The researchers tackled the problem of inadequate evaluation for Visual Retrieval-Augmented Generation (RAG) systems by developing MRAG-Suite, a diagnostic platform that integrates multiple benchmarks and introduces filtering strategies for query difficulty and ambiguity. Their results showed substantial accuracy reductions under challenging queries, highlighting hallucinations, and their MM-RAGChecker tool effectively diagnosed these issues.

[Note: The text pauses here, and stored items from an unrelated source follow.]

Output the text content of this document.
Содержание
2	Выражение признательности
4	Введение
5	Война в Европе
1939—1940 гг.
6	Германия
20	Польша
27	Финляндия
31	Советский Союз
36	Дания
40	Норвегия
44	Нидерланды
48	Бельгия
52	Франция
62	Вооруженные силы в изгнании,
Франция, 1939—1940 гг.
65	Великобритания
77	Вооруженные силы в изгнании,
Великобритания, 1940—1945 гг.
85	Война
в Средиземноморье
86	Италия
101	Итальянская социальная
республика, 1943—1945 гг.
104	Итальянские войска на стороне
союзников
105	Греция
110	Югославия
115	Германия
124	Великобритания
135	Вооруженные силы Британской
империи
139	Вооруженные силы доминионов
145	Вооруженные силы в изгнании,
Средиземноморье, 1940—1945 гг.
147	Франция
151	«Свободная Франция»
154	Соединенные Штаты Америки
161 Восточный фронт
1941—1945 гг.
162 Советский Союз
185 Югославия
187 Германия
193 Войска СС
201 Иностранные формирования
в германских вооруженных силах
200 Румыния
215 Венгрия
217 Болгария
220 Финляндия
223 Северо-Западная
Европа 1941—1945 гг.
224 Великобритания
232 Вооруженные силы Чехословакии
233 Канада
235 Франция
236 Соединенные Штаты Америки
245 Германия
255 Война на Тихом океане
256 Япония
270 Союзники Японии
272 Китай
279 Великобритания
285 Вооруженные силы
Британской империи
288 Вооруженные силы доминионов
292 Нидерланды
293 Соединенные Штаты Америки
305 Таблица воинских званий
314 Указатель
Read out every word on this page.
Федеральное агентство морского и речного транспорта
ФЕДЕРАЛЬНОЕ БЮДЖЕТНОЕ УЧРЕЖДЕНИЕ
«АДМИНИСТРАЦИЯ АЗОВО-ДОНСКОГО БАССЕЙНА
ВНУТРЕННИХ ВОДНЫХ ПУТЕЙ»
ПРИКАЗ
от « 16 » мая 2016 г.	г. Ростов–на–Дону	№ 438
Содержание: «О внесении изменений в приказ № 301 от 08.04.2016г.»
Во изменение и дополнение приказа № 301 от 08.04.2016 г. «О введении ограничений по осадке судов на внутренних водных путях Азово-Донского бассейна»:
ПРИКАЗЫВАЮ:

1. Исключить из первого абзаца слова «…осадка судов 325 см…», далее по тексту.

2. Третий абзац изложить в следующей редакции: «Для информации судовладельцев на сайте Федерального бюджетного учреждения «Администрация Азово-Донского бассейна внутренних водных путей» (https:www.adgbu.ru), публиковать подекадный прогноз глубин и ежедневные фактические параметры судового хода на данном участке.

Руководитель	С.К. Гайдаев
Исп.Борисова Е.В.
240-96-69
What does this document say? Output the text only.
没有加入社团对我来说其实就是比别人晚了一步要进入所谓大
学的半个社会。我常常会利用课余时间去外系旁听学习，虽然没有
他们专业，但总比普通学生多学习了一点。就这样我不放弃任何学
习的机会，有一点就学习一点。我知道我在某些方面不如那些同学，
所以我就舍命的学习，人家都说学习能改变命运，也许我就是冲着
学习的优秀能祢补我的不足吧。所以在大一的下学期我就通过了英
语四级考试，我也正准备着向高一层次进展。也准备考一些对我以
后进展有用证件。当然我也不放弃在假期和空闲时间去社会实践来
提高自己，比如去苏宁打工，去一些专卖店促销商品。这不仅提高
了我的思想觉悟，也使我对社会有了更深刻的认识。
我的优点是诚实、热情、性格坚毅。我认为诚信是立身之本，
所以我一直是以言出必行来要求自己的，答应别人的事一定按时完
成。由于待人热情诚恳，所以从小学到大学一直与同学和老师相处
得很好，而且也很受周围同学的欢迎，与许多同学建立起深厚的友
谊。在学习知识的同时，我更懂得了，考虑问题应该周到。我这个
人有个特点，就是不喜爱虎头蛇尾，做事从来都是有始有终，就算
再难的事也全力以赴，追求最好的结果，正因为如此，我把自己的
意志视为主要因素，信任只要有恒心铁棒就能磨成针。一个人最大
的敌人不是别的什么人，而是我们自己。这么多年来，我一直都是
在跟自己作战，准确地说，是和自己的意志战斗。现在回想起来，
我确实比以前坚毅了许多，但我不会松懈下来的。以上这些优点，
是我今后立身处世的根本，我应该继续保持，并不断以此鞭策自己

Multimodal Retrieval-Augmented Generation (Visual RAG) significantly advances question answering by integrating visual and textual evidence. Yet, current evaluations fail to systematically account for query difficulty and ambiguity. We propose MRAG-Suite, a diagnostic evaluation platform integrating diverse multimodal benchmarks (WebQA, Chart-RAG, Visual-RAG, MRAG-Bench). We introduce difficulty-based and ambiguity-aware filtering strategies, alongside MM-RAGChecker, a claim-level diagnostic tool. Our results demonstrate substantial accuracy reductions under difficult and ambiguous queries, highlighting prevalent hallucinations. MM-RAGChecker effectively diagnoses these issues, guiding future improvements in Visual RAG systems.